Kalimat terakhir yaitu Barangsiapa tidak memutuskan perkara menurut apa yang diturunkan Allah, maka mereka itu adalah orang-orang yang zalim, merupakan terjemahan secara harfiah sekali. Untuk menerjemahkan teks-teks tertentu dibutuhkan konteks untuk mencapai makna yang tepat.

Jika melihat ayat terakhir tersebut, kata 'tidak memutuskan perkara' mengandung arti tidak melakukan perbuatan. Sehingga dengan sendirinya berarti bahwa seseorang itu memang tidak mengeluarkan keputusan apapun atas suatu perkara berdasarkan apa yang diturunkan Allah.

Dengan tidak adanya keputusan yang dibuat si orang tersebut, maka dia tidak bisa disebut zalim karena tidak ada perbuatan pelanggaran yang ia lakukan.

Karena itulah, lebih tepat jika kata 'tidak' dipindahkan setelah kata 'perkara', dan menjadi:

"Siapa yang memutuskan perkara tidak sesuai dengan apa yang diturunkan Allah, maka mereka zalim." Terjemahan ini lebih tepat karena mengandung suatu perbuatan melanggar terhadap apa yang diturunkan Allah SWT.

Analisis Semantik Terhadap Hadits Bukhari No. 305 Dalam Ringkasan Shahih Bukhari Terjemahan Mukhtasar Shahih Al-Imam Bukhari
Berikut haditsnya:

Abu Umamah berkata, “Kami shalat zhuhur bersama Umar bin Abdul Aziz. Kemudian kami pergi kepada Anas bin Malik. Tiba-tiba kami mendapatinya sedang mengerjakan shalat ashar. Aku bertanya kepadanya, ‘Wahai Paman, shalat apa yang engkau lakukan?’ Dia menjawab, ‘Ashar’, dan ini adalah (waktu) shalat Rasulullah yang kami biasa shalat dengannya.”’

Terjemahan hadits ini memakai metode penerjemahan secara kata demi kata. Itu dapat dibuktikan dengan kata 'pergi' dan 'kepada'. Dua kata ini tidak saling bersesuaian.

Dalam penerjemahan dibutuhkan pemilihan diksi yang tepat agar mudah dipahami oleh para pembaca. Ini membutuhkan makna semantis yang sesuai dengan konteks yang ada pada hadits tersebut.
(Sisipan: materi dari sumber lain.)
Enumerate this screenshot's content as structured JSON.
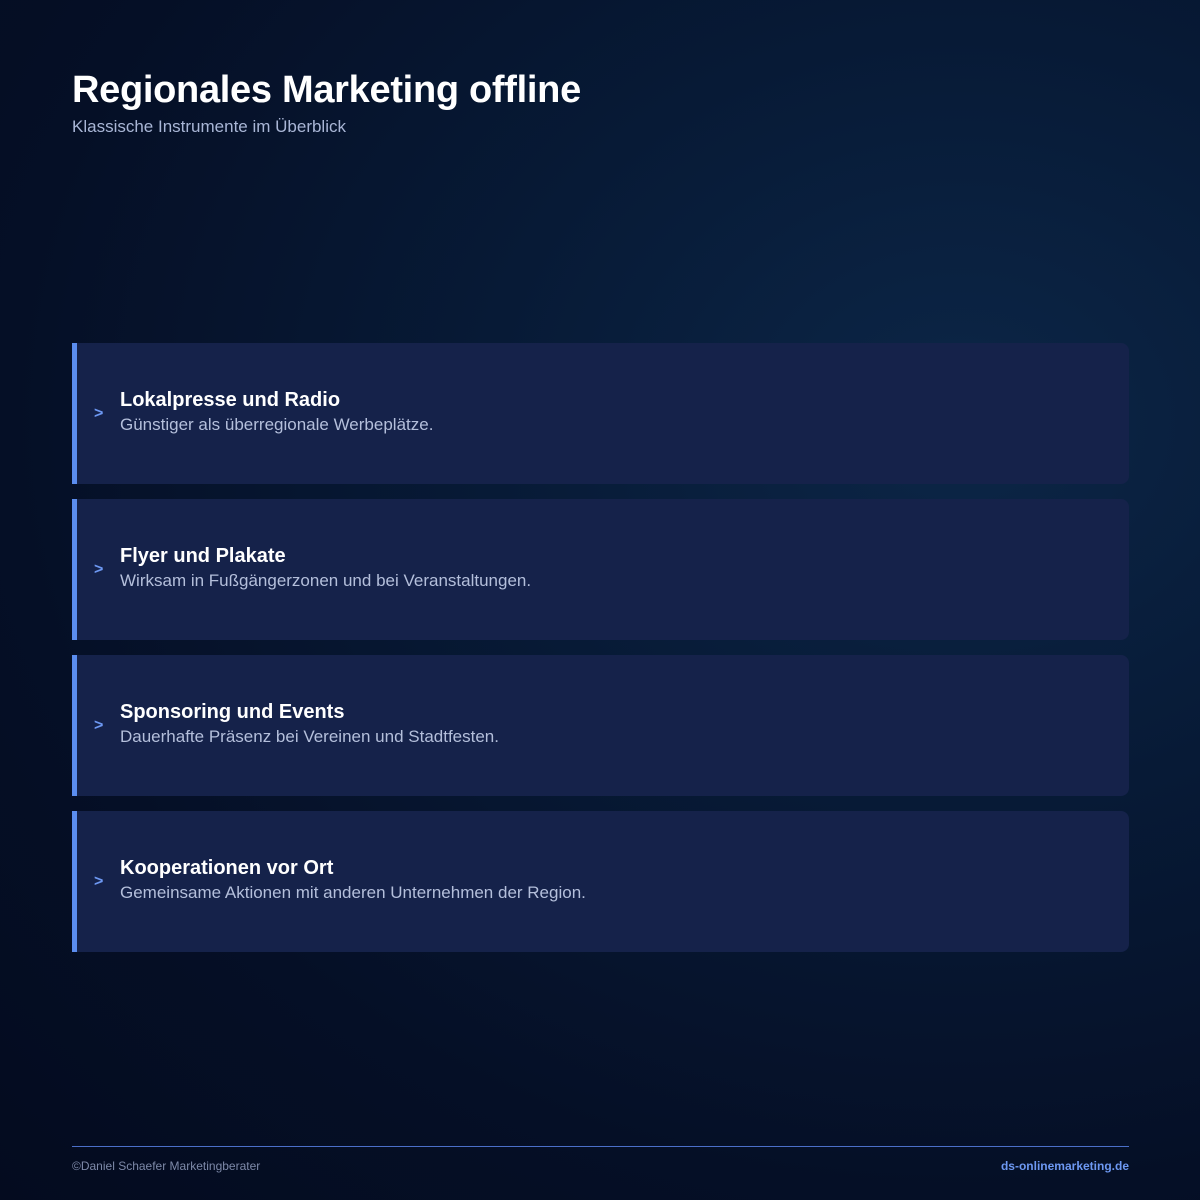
{
  "header": {
    "title": "Regionales Marketing offline",
    "subtitle": "Klassische Instrumente im Überblick"
  },
  "items": [
    {
      "icon": "chevron-right-icon",
      "glyph": ">",
      "title": "Lokalpresse und Radio",
      "description": "Günstiger als überregionale Werbeplätze."
    },
    {
      "icon": "chevron-right-icon",
      "glyph": ">",
      "title": "Flyer und Plakate",
      "description": "Wirksam in Fußgängerzonen und bei Veranstaltungen."
    },
    {
      "icon": "chevron-right-icon",
      "glyph": ">",
      "title": "Sponsoring und Events",
      "description": "Dauerhafte Präsenz bei Vereinen und Stadtfesten."
    },
    {
      "icon": "chevron-right-icon",
      "glyph": ">",
      "title": "Kooperationen vor Ort",
      "description": "Gemeinsame Aktionen mit anderen Unternehmen der Region."
    }
  ],
  "footer": {
    "copyright": "©Daniel Schaefer Marketingberater",
    "website": "ds-onlinemarketing.de"
  },
  "colors": {
    "accent": "#5b8def",
    "card_background": "#15224a",
    "page_background": "#071a36"
  }
}
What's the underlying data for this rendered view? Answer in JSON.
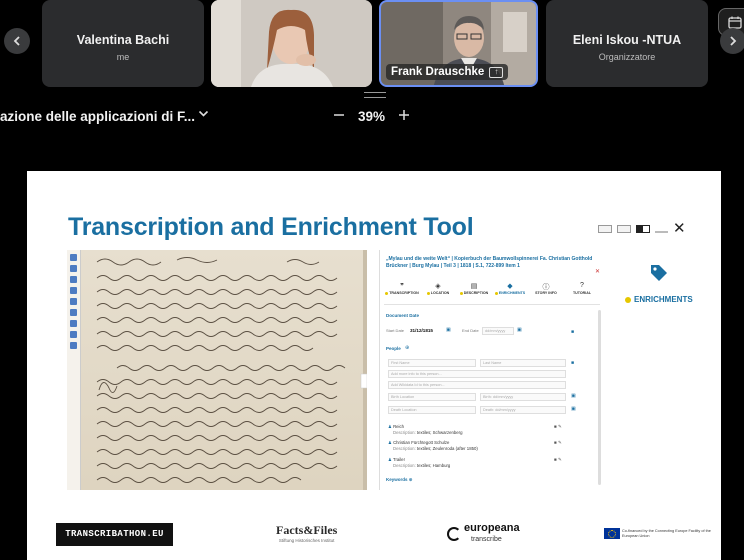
{
  "participants": [
    {
      "name": "Valentina Bachi",
      "role": "me"
    },
    {
      "name": "",
      "role": ""
    },
    {
      "name": "Frank Drauschke",
      "role": ""
    },
    {
      "name": "Eleni Iskou -NTUA",
      "role": "Organizzatore"
    }
  ],
  "icons": {
    "prev": "chevron-left-icon",
    "next": "chevron-right-icon",
    "calendar": "calendar-icon",
    "screen_share": "screen-share-icon",
    "dropdown": "chevron-down-icon",
    "zoom_out": "minus-icon",
    "zoom_in": "plus-icon",
    "tag": "tag-icon"
  },
  "share": {
    "title": "azione delle applicazioni di F...",
    "zoom": "39%"
  },
  "slide": {
    "title": "Transcription and Enrichment Tool",
    "document_title": "„Mylau und die weite Welt“ | Kopierbuch der Baumwollspinnerei Fa. Christian Gotthold Brückner | Burg Mylau | Teil 3 | 1818 | S.1, 722-899 Item 1",
    "tabs": [
      {
        "label": "TRANSCRIPTION",
        "icon": "quote-icon"
      },
      {
        "label": "LOCATION",
        "icon": "location-icon"
      },
      {
        "label": "DESCRIPTION",
        "icon": "description-icon"
      },
      {
        "label": "ENRICHMENTS",
        "icon": "tag-icon"
      },
      {
        "label": "STORY INFO",
        "icon": "info-icon"
      },
      {
        "label": "TUTORIAL",
        "icon": "help-icon"
      }
    ],
    "form": {
      "document_date": "Document Date",
      "start_date_label": "Start Date",
      "start_date": "31/12/1815",
      "end_date_label": "End Date",
      "end_date_placeholder": "dd/mm/yyyy",
      "people": "People",
      "first_name": "First Name",
      "last_name": "Last Name",
      "more_info": "Add more info to this person...",
      "wikidata": "Add Wikidata Id to this person...",
      "birth_location": "Birth Location",
      "birth_date": "Birth: dd/mm/yyyy",
      "death_location": "Death Location",
      "death_date": "Death: dd/mm/yyyy",
      "keywords": "Keywords"
    },
    "persons": [
      {
        "name": "Reich",
        "desc_label": "Description:",
        "desc": "textiles; Schwarzenberg"
      },
      {
        "name": "Christian Fürchtegott Schulze",
        "desc_label": "Description:",
        "desc": "textiles; Zeulenroda (after 1850)"
      },
      {
        "name": "Trailer",
        "desc_label": "Description:",
        "desc": "textiles; Hamburg"
      }
    ],
    "enrichments_label": "ENRICHMENTS",
    "footer": {
      "transcribathon": "TRANSCRIBATHON.EU",
      "factsfiles": "Facts&Files",
      "factsfiles_sub": "Stiftung Historisches Institut",
      "europeana": "europeana",
      "europeana_sub": "transcribe",
      "cef": "Co-financed by the Connecting Europe Facility of the European Union"
    }
  },
  "colors": {
    "accent_blue": "#1a6fa1",
    "highlight_yellow": "#e6c700",
    "active_speaker_border": "#6b8ff3"
  }
}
Oleh karenanya saya memilih kata 'mendatangi' karena kata tersebut memiliki makna yang sesuai dengan konteks hadits tersebut.

Kemudian pada kata 'mendapatinya'. Kata tersebut lebih tepat jika dihubungkan dengan benda mati. Hadits tersebut tidak membicarakan benda mati, tapi manusia. Karenanya saya memilih diksi 'melihat' yang lebih sesuai dengan hadits ini. Jadi, keseluruhan hasil perbaikannya sebagai berikut:

Abu Umamah berkata, “Kami shalat Zuhur bersama Umar bin Abdul Aziz. Kemudian kami mendatangi Anas bin Malik. Kami melihatnya sedang mengerjakan shalat Ashar. Lantas aku bertanya, ‘Paman, shalat apa yang engkau lakukan?' Anas menjawab, ‘Ashar’, dan ini (waktu) shalat Rasulullah yang biasa aku lakukan bersamanya.”’

Daftar Pustaka

Hanafi, Nurrachman. Teori dan Seni Menerjemahkan. (Flores: Nusa Indah, 1986)

Pateda, Mansoer. Semantik Leksikal. (Jakarta: Rineka Cipta, 2001)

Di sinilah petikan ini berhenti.